In midst of unrest, deep pain, injustice, riots and racial tensions, this scene of snow blanketing the desert came as such a stark contrast from the swirling emotions that have recently overtaken our nation.
It is a vision I have been wanting to paint for over a year, but I had no idea why. When a friend recently asked if I had ever considered painting snow in the desert, I knew it was time to start.
With only a visual reference from which to work and the knowledge that Yahweh Rophe was the central focus of this piece, I began to ask the Lord, as I often do, why now? His answer came quickly in the form of the story of Moses at the waters of Marah.
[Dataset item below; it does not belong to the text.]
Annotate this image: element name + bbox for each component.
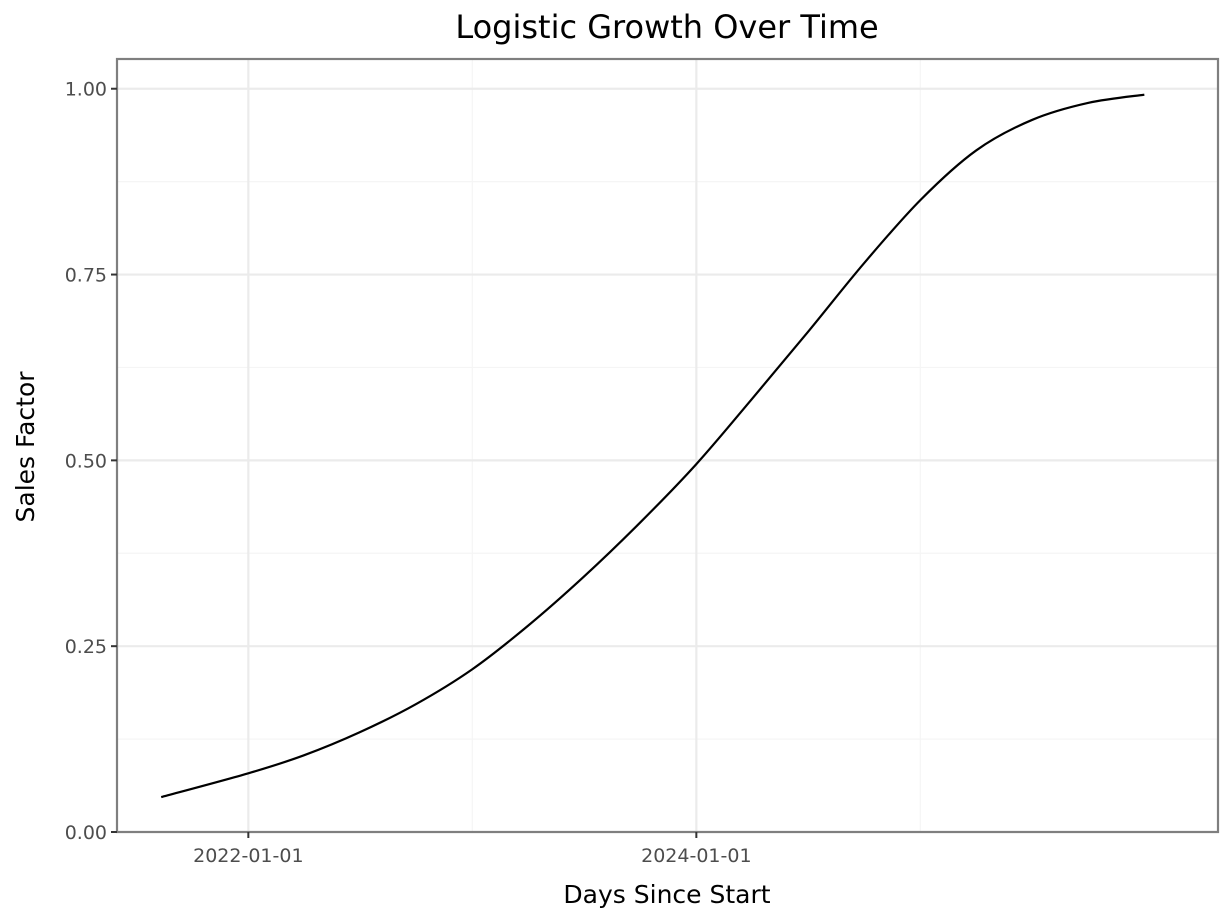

In Exodus 15:20-27, God brings His children out into the desert to test them. Now, they had just rejoiced after passing through the red sea and seeing Pharaoh’s army defeated, but quickly their rejoicing turned into complaining as bitter as the water at Marah.
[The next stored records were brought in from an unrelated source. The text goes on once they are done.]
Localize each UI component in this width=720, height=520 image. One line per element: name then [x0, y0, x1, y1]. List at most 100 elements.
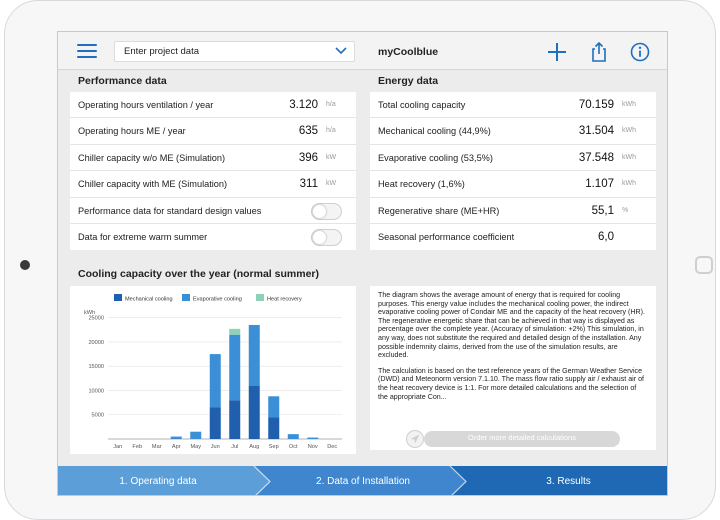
legend-swatch	[114, 294, 122, 301]
project-select-label: Enter project data	[124, 46, 199, 57]
bar-segment	[248, 385, 260, 439]
row-label: Chiller capacity with ME (Simulation)	[78, 179, 228, 190]
y-tick-label: 15000	[88, 364, 104, 370]
top-bar: Enter project data myCoolblue	[58, 32, 667, 70]
row-unit: kWh	[622, 127, 636, 135]
bar-segment	[287, 434, 299, 439]
row-value: 37.548	[578, 151, 614, 164]
bar-segment	[229, 400, 241, 439]
row-value: 31.504	[578, 125, 614, 138]
row-unit: kWh	[622, 101, 636, 108]
bar-segment	[268, 396, 280, 418]
row-unit: kWh	[622, 153, 636, 161]
toggle-row: Performance data for standard design val…	[70, 198, 356, 224]
bar-segment	[209, 407, 221, 439]
location-arrow-icon[interactable]	[406, 430, 424, 448]
toggle-row: Data for extreme warm summer	[70, 224, 356, 250]
x-tick-label: Sep	[269, 444, 279, 450]
performance-row: Chiller capacity w/o ME (Simulation) 396…	[70, 145, 356, 172]
bar-segment	[170, 436, 182, 439]
description-paragraph: The calculation is based on the test ref…	[378, 366, 644, 401]
x-tick-label: Oct	[289, 444, 298, 450]
y-tick-label: 20000	[88, 340, 104, 346]
description-panel: The diagram shows the average amount of …	[370, 286, 656, 450]
y-axis-label: kWh	[84, 310, 95, 316]
performance-row: Chiller capacity with ME (Simulation) 31…	[70, 171, 356, 198]
energy-row: Mechanical cooling (44,9%) 31.504 kWh	[370, 118, 656, 145]
cooling-chart: Mechanical cooling Evaporative cooling Hea…	[84, 294, 342, 450]
step-navigation: 1. Operating data 2. Data of Installatio…	[58, 466, 667, 495]
camera-dot	[20, 260, 30, 270]
energy-panel: Total cooling capacity 70.159 kWh Mechan…	[370, 92, 656, 250]
share-icon[interactable]	[589, 42, 609, 62]
row-unit: kW	[326, 153, 337, 161]
row-label: Operating hours ME / year	[78, 126, 186, 137]
legend-label: Mechanical cooling	[125, 297, 173, 303]
project-select[interactable]: Enter project data	[114, 41, 355, 62]
step-installation-data[interactable]: 2. Data of Installation	[316, 476, 410, 487]
step-results[interactable]: 3. Results	[546, 476, 591, 487]
x-tick-label: Feb	[132, 444, 142, 450]
plus-icon[interactable]	[547, 42, 567, 62]
x-tick-label: Jan	[113, 444, 122, 450]
legend-swatch	[256, 294, 264, 301]
x-tick-label: May	[190, 444, 201, 450]
bar-segment	[229, 328, 241, 335]
row-value: 70.159	[578, 99, 614, 111]
step-operating-data[interactable]: 1. Operating data	[119, 476, 197, 487]
x-tick-label: Dec	[327, 444, 337, 450]
energy-row: Seasonal performance coefficient 6,0	[370, 224, 656, 250]
description-paragraph: The diagram shows the average amount of …	[378, 291, 645, 360]
energy-row: Evaporative cooling (53,5%) 37.548 kWh	[370, 145, 656, 172]
description-footer: Order more detailed calculations	[370, 428, 656, 450]
order-calculations-button[interactable]: Order more detailed calculations	[424, 431, 620, 447]
row-unit: %	[622, 206, 629, 214]
row-label: Evaporative cooling (53,5%)	[378, 152, 493, 163]
bar-segment	[209, 354, 221, 408]
energy-title: Energy data	[378, 75, 439, 87]
legend-label: Evaporative cooling	[193, 297, 242, 303]
row-value: 1.107	[585, 178, 614, 191]
hamburger-menu-icon[interactable]	[77, 44, 97, 59]
standard-design-toggle[interactable]	[311, 202, 342, 220]
bar-segment	[307, 437, 319, 439]
row-value: 55,1	[591, 204, 614, 217]
row-unit: kW	[326, 180, 337, 188]
app-screen: Enter project data myCoolblue	[57, 31, 668, 496]
performance-title: Performance data	[78, 75, 167, 87]
x-tick-label: Apr	[172, 444, 181, 450]
legend-swatch	[182, 294, 190, 301]
bar-segment	[268, 417, 280, 439]
row-label: Regenerative share (ME+HR)	[378, 205, 500, 216]
row-unit: h/a	[326, 127, 336, 135]
row-label: Chiller capacity w/o ME (Simulation)	[78, 152, 226, 163]
app-title: myCoolblue	[378, 46, 439, 58]
performance-row: Operating hours ME / year 635 h/a	[70, 118, 356, 145]
bar-segment	[248, 324, 260, 386]
row-label: Operating hours ventilation / year	[78, 100, 214, 110]
bar-segment	[229, 334, 241, 401]
row-label: Heat recovery (1,6%)	[378, 179, 465, 190]
row-value: 3.120	[289, 99, 318, 111]
row-value: 311	[299, 178, 318, 191]
chart-panel: Mechanical cooling Evaporative cooling Hea…	[70, 286, 356, 454]
energy-row: Total cooling capacity 70.159 kWh	[370, 92, 656, 119]
chevron-down-icon	[335, 47, 347, 55]
bar-segment	[190, 431, 202, 439]
y-tick-label: 25000	[88, 316, 104, 322]
info-icon[interactable]	[630, 42, 650, 62]
row-value: 6,0	[598, 230, 614, 243]
legend-label: Heat recovery	[267, 297, 302, 303]
y-tick-label: 10000	[88, 388, 104, 394]
performance-row: Operating hours ventilation / year 3.120…	[70, 92, 356, 119]
row-label: Seasonal performance coefficient	[378, 231, 515, 242]
x-tick-label: Nov	[308, 444, 318, 450]
tablet-frame: Enter project data myCoolblue	[4, 0, 716, 520]
row-label: Total cooling capacity	[378, 100, 466, 110]
extreme-summer-toggle[interactable]	[311, 228, 342, 246]
x-tick-label: Aug	[249, 444, 259, 450]
home-button[interactable]	[695, 256, 713, 274]
x-tick-label: Mar	[152, 444, 162, 450]
toggle-label: Data for extreme warm summer	[78, 231, 208, 242]
row-value: 635	[298, 125, 318, 138]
Springs are often bitter in the Sinai desert and the bitterness they encountered at this place, just days from the Red Sea, was no different.
In this moment of deep crisis, with no water for the thousands of Israelites, their faith failed. Their belief faltered and they began to rebel against the very God who led them out of slavery just days before. It is then that Moses did what they should have done — He cries out to God.
And God does not hesitate. He wastes no time showing Moses a tree to throw into the water and in a moment He miraculously sweetens the spring. There is no word of rebuke, no chastising - just a sweet and gracious response from God. He makes the waters drinkable. He heals them.
It is no wonder then that this is the first place that He introduces Himself to His people as Yahweh Rophe, reminding them that freedom from serving Pharaoh, doesn’t mean “anything goes,” it means freedom to serve Yahweh alone. If they do, He promises that, “I am the Lord who heals you.” (Exodus 15:26)
It’s at this moment I realized that the test wasn’t meant to create failure, but was used to show them the weakness of their faith and need for Him. I believe we stand at the same crossroads today.